The Suffolks asked for tank support and a squadron of the badly needed Staffordshire Yeomanry was diverted to help them, reducing even more the weak armoured force assigned to the advance on Caen. With its wide fields of fire, the Hillman strongpoint made it hard for part of the 185th Brigade to bypass it on its advance, and the Norfolks lost 150 men. The Hillman strongpoint was also the headquarters of the 736th Grenadier Regiment. Its commander made sure that his men ‘fought with determination to the bitter end’. In certain cases, the defenders had to be ‘blown out of their emplacements by heavy explosive charges laid by the battalion pioneers’. The 3rd Infantry Division, although well aware of Hillman’s existence — it was accurately marked on all their maps — had gravely underestimated its strength.

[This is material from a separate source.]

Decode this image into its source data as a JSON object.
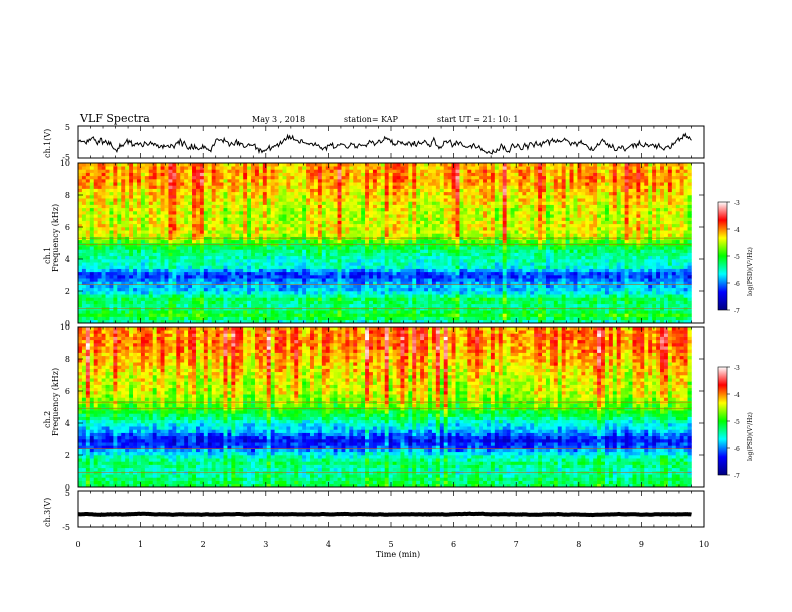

Although the British were suffering many casualties around Hillman, the 60,000 citizens of Caen endured far worse. The heavy bombers of the RAF, as part of the strategy to slow German reinforcements, had begun to bomb the city systematically at 13.45 hours. The leaflets dropped that morning with the ‘Message Urgent du Commandement Suprême des Forces Expéditionnaires Alliées’ warning them to disperse immediately into the countryside had little effect. Only a few hundred citizens left before the bombers arrived.
André Heintz, a young member of the Resistance, saw the formation of aircraft approach and the bombs drop, oscillating as they fell. Buildings shuddered with the explosions. Some seemed about to collapse and then settled back into place. Others crashed down, their façades falling into the narrow streets, blocking them. The smashed masonry produced huge clouds of dust, from which sometimes people emerged as if through a wall of smoke. Covered in a fine, pale powder, they had a spectral air, holding damaged arms or shoulders. Far more were buried in the rubble of their homes with their children, since school had been cancelled that morning. A doctor hurrying on his way to the hospital saw the main Monoprix department store in flames. Bombs severed the water mains, so the sapeurs pompiers of the fire service were extremely limited in what they could do.
Among the main buildings severely damaged or destroyed were the Abbaye aux Hommes, a huge, round-ended basilica with five spires, the Palais des Ducs, which dated back to the fourteenth century, a cloister dating from the period of William the Conqueror, the ornate Eglise Saint-Etienne, and the Gare Routière, a massive art deco terminus. Several bombers were shot down during the course of the operation. One, on fire, skimmed the roof of a manor house outside the city near Carpiquet and crashed in the park beyond. There was an immense fireball and ammunition began to explode. ‘One could see the silhouettes of terrorized cattle galloping in front of the flames,’ wrote a witness. ‘It was a hallucinating sight.’